This might not be my most coherent essay.
It’s more some random thoughts that all got mashed together.
So, the first item is a discussion that I had with friends over on Facebook about Kanye.
Let me give you a recap:
Friend 2: He is. So, why doesn’t he do something about it?
Friend 3: He has the resources and money to get help. I would kill for that situation.
Friend 2: Honey, do we need to talk?
Friend 3: Oh, no, I wasn’t being literal. Geez. I’m taking my meds.
Friend 1: Yes, it would be nice if Kanye got help, but you can’t force people to seek help.
Friend 2: But, there is a distinct difference between supporting someone and enabling them.
Friend 1: Why do you say he is being enabled?
Friend 3: It’s pretty obvious he isn’t being helped by the people around him.
So here we get to the next item. Personal responsibility and mental health.
This is an idea that I bump into pretty regularly.
A common scenario is when someone behaves horribly and then says ‘oh, I was off my meds’ or ‘I didn’t know I was so messed up.

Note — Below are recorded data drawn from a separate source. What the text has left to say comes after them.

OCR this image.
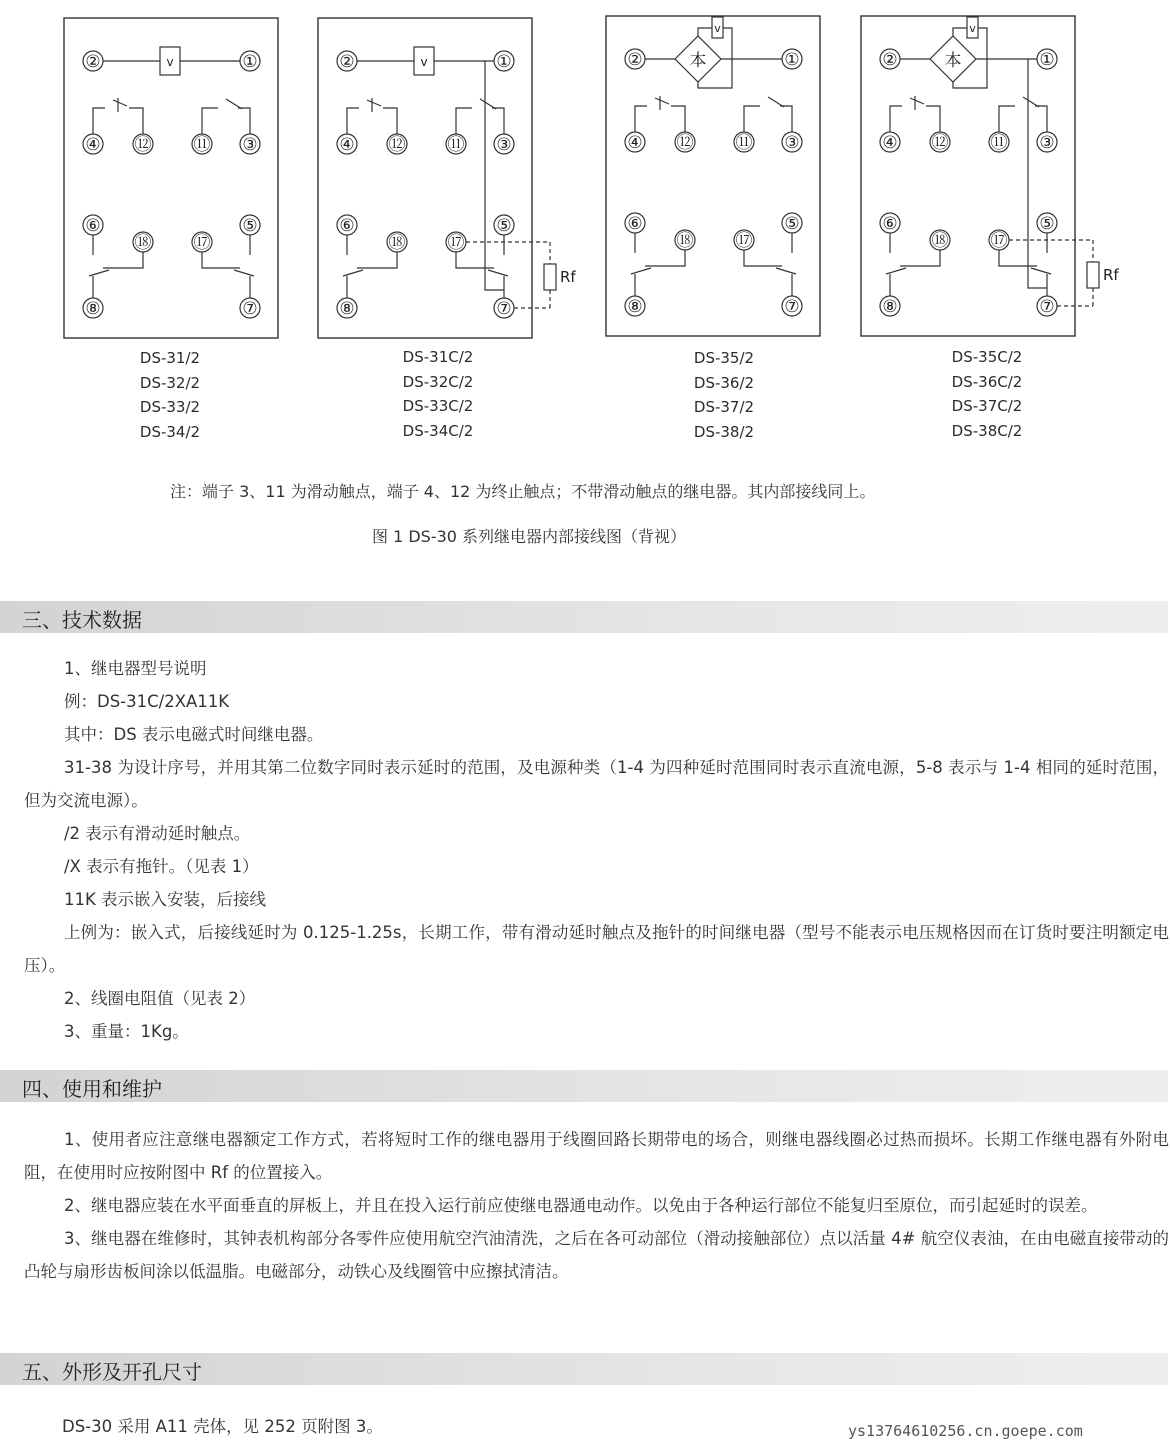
v
②	①
④ ⑫ ⑪ ③
⑥
⑱ ⑰
⑤
⑧	⑦
v
②	①
④ ⑫ ⑪ ③
⑥
⑱ ⑰
⑤
⑧	⑦
Rf
本
v
②	①
④ ⑫ ⑪ ③
⑥
⑱ ⑰
⑤
⑧	⑦
本
v
②	①
④ ⑫ ⑪ ③
⑥
⑱ ⑰
⑤
⑧	⑦
Rf
DS-31/2
DS-32/2
DS-33/2
DS-34/2
DS-31C/2
DS-32C/2
DS-33C/2
DS-34C/2
DS-35/2
DS-36/2
DS-37/2
DS-38/2
DS-35C/2
DS-36C/2
DS-37C/2
DS-38C/2
注：端子 3、11 为滑动触点，端子 4、12 为终止触点；不带滑动触点的继电器。其内部接线同上。
图 1 DS-30 系列继电器内部接线图（背视）
三、技术数据

1、继电器型号说明

例：DS-31C/2XA11K

其中：DS 表示电磁式时间继电器。

31-38 为设计序号，并用其第二位数字同时表示延时的范围，及电源种类（1-4 为四种延时范围同时表示直流电源，5-8 表示与 1-4 相同的延时范围，但为交流电源）。

/2 表示有滑动延时触点。

/X 表示有拖针。（见表 1）

11K 表示嵌入安装，后接线

上例为：嵌入式，后接线延时为 0.125-1.25s，长期工作，带有滑动延时触点及拖针的时间继电器（型号不能表示电压规格因而在订货时要注明额定电压）。

2、线圈电阻值（见表 2）

3、重量：1Kg。

四、使用和维护

1、使用者应注意继电器额定工作方式，若将短时工作的继电器用于线圈回路长期带电的场合，则继电器线圈必过热而损坏。长期工作继电器有外附电阻，在使用时应按附图中 Rf 的位置接入。

2、继电器应装在水平面垂直的屏板上，并且在投入运行前应使继电器通电动作。以免由于各种运行部位不能复归至原位，而引起延时的误差。

3、继电器在维修时，其钟表机构部分各零件应使用航空汽油清洗，之后在各可动部位（滑动接触部位）点以活量 4# 航空仪表油，在由电磁直接带动的凸轮与扇形齿板间涂以低温脂。电磁部分，动铁心及线圈管中应擦拭清洁。

五、外形及开孔尺寸
DS-30 采用 A11 壳体，见 252 页附图 3。	ys13764610256.cn.goepe.com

I’m in therapy now.’ Essentially, when mental health is used as an excuse to justify bad behavior.
I won’t argue that sometimes we have bad days. I have a stack of ‘oh, wow, that wasn’t good’ moments in my past. Thankfully there was no internet in my youth. I’m sure we all have moments that we can look back on and see how our mental illness influenced a situation.
So, I employ the ‘innocent’ man rule. I assume everyone is NOT casually using ‘mental health’ as an excuse. That is until I have evidence to the contrary. Because I would rather support/ attempt to support anyone who was having a mental health issue, even if that means there are some posers in the group.
Another point in this knot of thoughts is:
What responsibility do we have to the mental health community to seek treatment?
Bear with me.
I don’t think it can be argued that in the past mental health was very misunderstood. And, that the mental health institutions of the day were pretty horrific. The mental health system was also abused as a place to confine those who opposed the social order. And we, the mental health community, still bear the brunt of a mountain of stigma.
So, what do I owe to other people, not just myself, to understand my issues, my triggers, my tools for handling flashbacks?
I think I do owe something to the mental health community as a whole to demonstrate that even though my brain is wired differently, I can still operate within society. Even though I carry the label of ‘Neuroatypical’ (I hope I got that right.) I see it as a way – a responsibility – to help break the stigma that surrounds mental health issues.
This brings me to the third point. When I first began therapy all I knew was that I was depressed out of my skull. I also had a sense of being permanently stuck. I think I described it as ‘paddling in eternal concentric circles.’
Sometime in my first few sessions, my therapist hit me with an idea that I found mind-blowing.
She told me, don’t laugh, that I was responsible for my own happiness.
I’ll admit I feel a little silly looking at that now, because, honestly isn’t that something everyone knows?
And yet, the idea was new to me. I was always the dutiful one. The good one. The reliable one. The invisible one. The one that never caused trouble. The one that never needed, anything.
I was maybe 20 at this time, and I was just putting my foot on the mental health path. At that time the knowledge of #CPTSD had not trickled down to where I was.
I spent another 30+ years trying to root out the problem, to understand myself. In those 30 years, I accumulated a lot of wreckage in my wake. The ability to understand myself and to look back over my past is both gratifying and horrifying. But, in both the good and the bad I can see how my mental problems influenced me, or trapped me.
To tie all this up with a neat little bow, I’ll circle back to Kanye.
Sometimes our mental health, or ill-health, is all we know. It is our ‘normal’. I understand that he is bipolar, and I will readily admit that I have no experience with being bipolar. But, I do understand what an untreated mental health issue can do to your life, your relationships, your goals. For that reason, I hope he can make the commitment for himself to pursue some help before the wreckage he leaves behind spans decades.